# Replacing an old benchtop planer



## Ian_S

Forgot to add- 3 knife cutterhead very happy with the finish minimal high grit sanding.


----------



## Ollie

perhaps you could rig up a hold down roller on the infeed side above the bed, like a power feed roller only not neccesarily powered.


----------



## Gator

I also have a 15" General , and my only beef with it is the snipe.. I have gotten into the habit of adding length to my boards just in case.. other than that, they are a good sturdy workhorse.

Gator


----------



## Dustin

Planers have snipe if the second roller set has compression springs, and this one does for a good reason. Probably the best way to reduce snipe is to make sure the board is being supported after the outfeed table to keep it level. I upgraded to the Shop Fox version because after a few thousand bd ft of lumber my DeWalt benchtop planer just couldn't take it anymore. I'd get a drum sander or belt sander to take care of the snipe if that last 2" is important to you. In most cases when processing lumber I end up cutting off the last 2 to 3 inches off the ends anyway. 
Enjoy your awesome planer!


----------



## emetric

Perhaps you should try adjusting the bed rollers or adjusting the outfeed table to compensate for the height of the bed rollers. Maybe it will work and maybe not but it may be worth looking into.


----------



## sawblade1

Your rear outfeed bed roller is out of adjustment (higher) read your owners manual it should explain how to adjust it do not mess with the front one unless you have snipe on the leading edge. Basically snipe can be eliminated what causes it is either bed roller is higher than the table and the feed rollers essentially lift the board up into the cutter head causing it to dig into the face of the board


----------



## Dullchisel

I was wondering what your thoughts are now on the general planer?
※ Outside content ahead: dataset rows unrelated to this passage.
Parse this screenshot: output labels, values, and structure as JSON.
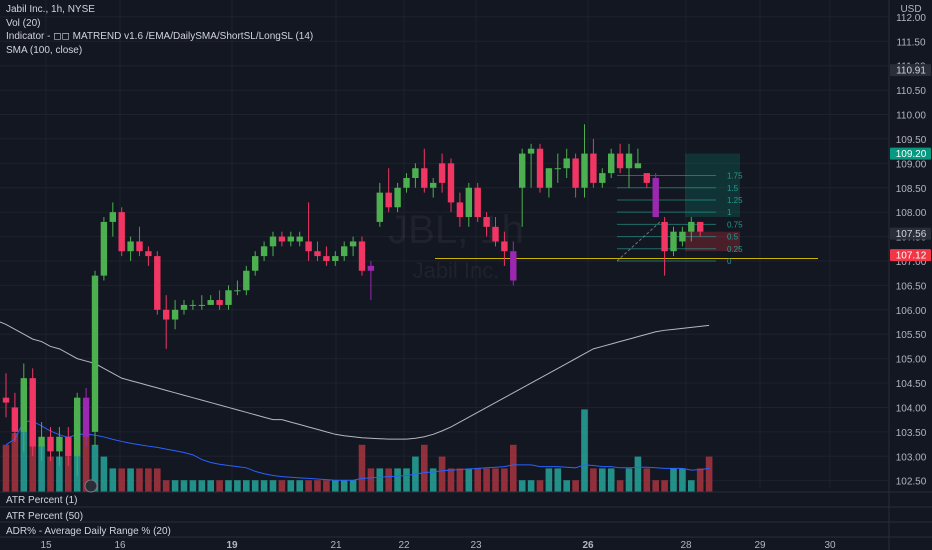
{
  "legend": {
    "title": "Jabil Inc., 1h, NYSE",
    "vol": "Vol (20)",
    "indicator": "Indicator - ◻◻ MATREND v1.6 /EMA/DailySMA/ShortSL/LongSL (14)",
    "sma": "SMA (100, close)"
  },
  "watermark": {
    "symbol": "JBL, 1h",
    "name": "Jabil Inc."
  },
  "currency": "USD",
  "panels": [
    "ATR Percent (1)",
    "ATR Percent (50)",
    "ADR% - Average Daily Range % (20)"
  ],
  "colors": {
    "up": "#4caf50",
    "down": "#f23664",
    "special": "#9c27b0",
    "sma": "#d1d4dc",
    "level": "#c8b400",
    "vol_up": "#26a69a",
    "vol_down": "#a8343f",
    "vol_avg": "#2962ff"
  },
  "price_badges": [
    {
      "value": "110.91",
      "bg": "#2a2e39",
      "fg": "#d1d4dc"
    },
    {
      "value": "109.20",
      "bg": "#089981",
      "fg": "#ffffff"
    },
    {
      "value": "107.56",
      "bg": "#2a2e39",
      "fg": "#d1d4dc"
    },
    {
      "value": "107.12",
      "bg": "#f23645",
      "fg": "#ffffff"
    }
  ],
  "fib_labels": [
    "1.75",
    "1.5",
    "1.25",
    "1",
    "0.75",
    "0.5",
    "0.25",
    "0"
  ],
  "chart_data": {
    "type": "candlestick",
    "title": "Jabil Inc., 1h, NYSE",
    "y_ticks": [
      "112.00",
      "111.50",
      "111.00",
      "110.50",
      "110.00",
      "109.50",
      "109.00",
      "108.50",
      "108.00",
      "107.50",
      "107.00",
      "106.50",
      "106.00",
      "105.50",
      "105.00",
      "104.50",
      "104.00",
      "103.50",
      "103.00",
      "102.50"
    ],
    "x_ticks": [
      "15",
      "16",
      "19",
      "21",
      "22",
      "23",
      "26",
      "28",
      "29",
      "30"
    ],
    "ylim": [
      102.35,
      112.1
    ],
    "grid": true,
    "candles": [
      {
        "o": 104.2,
        "h": 104.7,
        "l": 103.8,
        "c": 104.1,
        "d": "down"
      },
      {
        "o": 104.0,
        "h": 104.3,
        "l": 103.3,
        "c": 103.5,
        "d": "down"
      },
      {
        "o": 103.5,
        "h": 104.9,
        "l": 103.1,
        "c": 104.6,
        "d": "up"
      },
      {
        "o": 104.6,
        "h": 104.8,
        "l": 103.0,
        "c": 103.2,
        "d": "down"
      },
      {
        "o": 103.2,
        "h": 103.7,
        "l": 102.9,
        "c": 103.4,
        "d": "up"
      },
      {
        "o": 103.4,
        "h": 103.6,
        "l": 102.9,
        "c": 103.1,
        "d": "down"
      },
      {
        "o": 103.1,
        "h": 103.6,
        "l": 102.8,
        "c": 103.4,
        "d": "up"
      },
      {
        "o": 103.4,
        "h": 103.6,
        "l": 102.8,
        "c": 103.0,
        "d": "down"
      },
      {
        "o": 103.0,
        "h": 104.3,
        "l": 102.6,
        "c": 104.2,
        "d": "up"
      },
      {
        "o": 104.2,
        "h": 104.4,
        "l": 103.2,
        "c": 103.4,
        "d": "special"
      },
      {
        "o": 103.5,
        "h": 106.8,
        "l": 103.2,
        "c": 106.7,
        "d": "up"
      },
      {
        "o": 106.7,
        "h": 107.9,
        "l": 106.6,
        "c": 107.8,
        "d": "up"
      },
      {
        "o": 107.8,
        "h": 108.2,
        "l": 107.5,
        "c": 108.0,
        "d": "up"
      },
      {
        "o": 108.0,
        "h": 108.1,
        "l": 107.1,
        "c": 107.2,
        "d": "down"
      },
      {
        "o": 107.2,
        "h": 107.5,
        "l": 107.0,
        "c": 107.4,
        "d": "up"
      },
      {
        "o": 107.4,
        "h": 107.7,
        "l": 107.1,
        "c": 107.2,
        "d": "down"
      },
      {
        "o": 107.2,
        "h": 107.3,
        "l": 106.9,
        "c": 107.1,
        "d": "down"
      },
      {
        "o": 107.1,
        "h": 107.2,
        "l": 105.9,
        "c": 106.0,
        "d": "down"
      },
      {
        "o": 106.0,
        "h": 106.3,
        "l": 105.2,
        "c": 105.8,
        "d": "down"
      },
      {
        "o": 105.8,
        "h": 106.2,
        "l": 105.6,
        "c": 106.0,
        "d": "up"
      },
      {
        "o": 106.0,
        "h": 106.2,
        "l": 105.9,
        "c": 106.1,
        "d": "up"
      },
      {
        "o": 106.1,
        "h": 106.2,
        "l": 106.0,
        "c": 106.1,
        "d": "up"
      },
      {
        "o": 106.1,
        "h": 106.3,
        "l": 106.0,
        "c": 106.1,
        "d": "up"
      },
      {
        "o": 106.1,
        "h": 106.3,
        "l": 106.1,
        "c": 106.2,
        "d": "up"
      },
      {
        "o": 106.2,
        "h": 106.4,
        "l": 106.0,
        "c": 106.1,
        "d": "down"
      },
      {
        "o": 106.1,
        "h": 106.5,
        "l": 106.0,
        "c": 106.4,
        "d": "up"
      },
      {
        "o": 106.4,
        "h": 106.6,
        "l": 106.3,
        "c": 106.4,
        "d": "up"
      },
      {
        "o": 106.4,
        "h": 106.9,
        "l": 106.3,
        "c": 106.8,
        "d": "up"
      },
      {
        "o": 106.8,
        "h": 107.2,
        "l": 106.7,
        "c": 107.1,
        "d": "up"
      },
      {
        "o": 107.1,
        "h": 107.4,
        "l": 107.0,
        "c": 107.3,
        "d": "up"
      },
      {
        "o": 107.3,
        "h": 107.6,
        "l": 107.1,
        "c": 107.5,
        "d": "up"
      },
      {
        "o": 107.5,
        "h": 107.6,
        "l": 107.3,
        "c": 107.4,
        "d": "down"
      },
      {
        "o": 107.4,
        "h": 107.6,
        "l": 107.3,
        "c": 107.5,
        "d": "up"
      },
      {
        "o": 107.5,
        "h": 107.6,
        "l": 107.3,
        "c": 107.4,
        "d": "up"
      },
      {
        "o": 107.4,
        "h": 108.2,
        "l": 107.0,
        "c": 107.2,
        "d": "down"
      },
      {
        "o": 107.2,
        "h": 107.4,
        "l": 107.0,
        "c": 107.1,
        "d": "down"
      },
      {
        "o": 107.1,
        "h": 107.3,
        "l": 106.9,
        "c": 107.0,
        "d": "down"
      },
      {
        "o": 107.0,
        "h": 107.2,
        "l": 106.9,
        "c": 107.1,
        "d": "up"
      },
      {
        "o": 107.1,
        "h": 107.4,
        "l": 107.0,
        "c": 107.3,
        "d": "up"
      },
      {
        "o": 107.3,
        "h": 107.5,
        "l": 107.1,
        "c": 107.4,
        "d": "up"
      },
      {
        "o": 107.4,
        "h": 107.5,
        "l": 106.7,
        "c": 106.8,
        "d": "down"
      },
      {
        "o": 106.8,
        "h": 107.0,
        "l": 106.2,
        "c": 106.9,
        "d": "special"
      },
      {
        "o": 107.8,
        "h": 108.6,
        "l": 107.7,
        "c": 108.4,
        "d": "up"
      },
      {
        "o": 108.4,
        "h": 108.9,
        "l": 108.0,
        "c": 108.1,
        "d": "down"
      },
      {
        "o": 108.1,
        "h": 108.6,
        "l": 108.0,
        "c": 108.5,
        "d": "up"
      },
      {
        "o": 108.5,
        "h": 108.8,
        "l": 108.4,
        "c": 108.7,
        "d": "up"
      },
      {
        "o": 108.7,
        "h": 109.0,
        "l": 108.5,
        "c": 108.9,
        "d": "up"
      },
      {
        "o": 108.9,
        "h": 109.3,
        "l": 108.4,
        "c": 108.5,
        "d": "down"
      },
      {
        "o": 108.5,
        "h": 108.7,
        "l": 108.3,
        "c": 108.6,
        "d": "up"
      },
      {
        "o": 108.6,
        "h": 109.2,
        "l": 108.4,
        "c": 109.0,
        "d": "down"
      },
      {
        "o": 109.0,
        "h": 109.1,
        "l": 108.0,
        "c": 108.2,
        "d": "down"
      },
      {
        "o": 108.2,
        "h": 108.4,
        "l": 107.7,
        "c": 107.9,
        "d": "down"
      },
      {
        "o": 107.9,
        "h": 108.6,
        "l": 107.7,
        "c": 108.5,
        "d": "up"
      },
      {
        "o": 108.5,
        "h": 108.6,
        "l": 107.8,
        "c": 107.9,
        "d": "down"
      },
      {
        "o": 107.9,
        "h": 108.0,
        "l": 107.5,
        "c": 107.7,
        "d": "down"
      },
      {
        "o": 107.7,
        "h": 107.9,
        "l": 107.3,
        "c": 107.4,
        "d": "down"
      },
      {
        "o": 107.4,
        "h": 107.6,
        "l": 106.9,
        "c": 107.2,
        "d": "down"
      },
      {
        "o": 107.2,
        "h": 107.4,
        "l": 106.5,
        "c": 106.6,
        "d": "special"
      },
      {
        "o": 108.5,
        "h": 109.3,
        "l": 107.7,
        "c": 109.2,
        "d": "up"
      },
      {
        "o": 109.2,
        "h": 109.4,
        "l": 108.5,
        "c": 109.3,
        "d": "up"
      },
      {
        "o": 109.3,
        "h": 109.4,
        "l": 108.4,
        "c": 108.5,
        "d": "down"
      },
      {
        "o": 108.5,
        "h": 108.9,
        "l": 108.3,
        "c": 108.9,
        "d": "up"
      },
      {
        "o": 108.9,
        "h": 109.2,
        "l": 108.6,
        "c": 108.9,
        "d": "up"
      },
      {
        "o": 108.9,
        "h": 109.3,
        "l": 108.7,
        "c": 109.1,
        "d": "up"
      },
      {
        "o": 109.1,
        "h": 109.2,
        "l": 108.3,
        "c": 108.5,
        "d": "down"
      },
      {
        "o": 108.5,
        "h": 109.8,
        "l": 108.3,
        "c": 109.2,
        "d": "up"
      },
      {
        "o": 109.2,
        "h": 109.5,
        "l": 108.5,
        "c": 108.6,
        "d": "down"
      },
      {
        "o": 108.6,
        "h": 108.9,
        "l": 108.5,
        "c": 108.8,
        "d": "up"
      },
      {
        "o": 108.8,
        "h": 109.3,
        "l": 108.7,
        "c": 109.2,
        "d": "up"
      },
      {
        "o": 109.2,
        "h": 109.4,
        "l": 108.8,
        "c": 108.9,
        "d": "down"
      },
      {
        "o": 108.9,
        "h": 109.4,
        "l": 108.5,
        "c": 109.2,
        "d": "up"
      },
      {
        "o": 109.0,
        "h": 109.3,
        "l": 108.9,
        "c": 108.9,
        "d": "up"
      },
      {
        "o": 108.8,
        "h": 108.8,
        "l": 108.5,
        "c": 108.6,
        "d": "down"
      },
      {
        "o": 108.7,
        "h": 108.8,
        "l": 107.9,
        "c": 107.9,
        "d": "special"
      },
      {
        "o": 107.8,
        "h": 107.9,
        "l": 106.7,
        "c": 107.2,
        "d": "down"
      },
      {
        "o": 107.2,
        "h": 107.7,
        "l": 107.1,
        "c": 107.6,
        "d": "up"
      },
      {
        "o": 107.4,
        "h": 107.7,
        "l": 107.3,
        "c": 107.6,
        "d": "up"
      },
      {
        "o": 107.6,
        "h": 107.9,
        "l": 107.4,
        "c": 107.8,
        "d": "up"
      },
      {
        "o": 107.8,
        "h": 107.8,
        "l": 107.5,
        "c": 107.6,
        "d": "down"
      }
    ],
    "volume": [
      4,
      5,
      9,
      6,
      4,
      3,
      3,
      3,
      7,
      5,
      4,
      3,
      2,
      2,
      2,
      2,
      2,
      2,
      1,
      1,
      1,
      1,
      1,
      1,
      1,
      1,
      1,
      1,
      1,
      1,
      1,
      1,
      1,
      1,
      1,
      1,
      1,
      1,
      1,
      1,
      4,
      2,
      2,
      2,
      2,
      2,
      3,
      4,
      2,
      3,
      2,
      2,
      2,
      2,
      2,
      2,
      2,
      4,
      1,
      1,
      1,
      2,
      2,
      1,
      1,
      7,
      2,
      2,
      2,
      1,
      2,
      3,
      2,
      1,
      1,
      2,
      2,
      1,
      2,
      3
    ],
    "sma_y": [
      105.7,
      105.6,
      105.5,
      105.4,
      105.35,
      105.25,
      105.2,
      105.1,
      105.0,
      104.95,
      104.9,
      104.8,
      104.7,
      104.6,
      104.55,
      104.5,
      104.45,
      104.4,
      104.35,
      104.3,
      104.25,
      104.2,
      104.15,
      104.1,
      104.05,
      104.0,
      103.95,
      103.9,
      103.85,
      103.8,
      103.75,
      103.75,
      103.7,
      103.65,
      103.6,
      103.55,
      103.5,
      103.45,
      103.42,
      103.4,
      103.38,
      103.37,
      103.36,
      103.35,
      103.35,
      103.35,
      103.37,
      103.4,
      103.45,
      103.52,
      103.6,
      103.7,
      103.8,
      103.9,
      104.0,
      104.1,
      104.2,
      104.3,
      104.4,
      104.5,
      104.6,
      104.7,
      104.8,
      104.9,
      105.0,
      105.1,
      105.2,
      105.25,
      105.3,
      105.35,
      105.4,
      105.45,
      105.5,
      105.55,
      105.58,
      105.6,
      105.62,
      105.64,
      105.66,
      105.68
    ],
    "horizontal_line": 107.05,
    "fib_levels": [
      108.75,
      108.5,
      108.25,
      108.0,
      107.75,
      107.5,
      107.25,
      107.0
    ],
    "target_box": {
      "from": 107.9,
      "to": 109.2
    },
    "stop_box": {
      "from": 107.2,
      "to": 107.6
    }
  }
}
I have been researching planers and can't make up my mind on what I would like. I research everything to death but don't like to buy junk. I also can't justify the purchase of the helical head, I am actually upgrading from a dewalt 733 two knife cutterhead and figure going to a two speed machine with three knives it would have to be better than my benchtop version. Thanks for any help


----------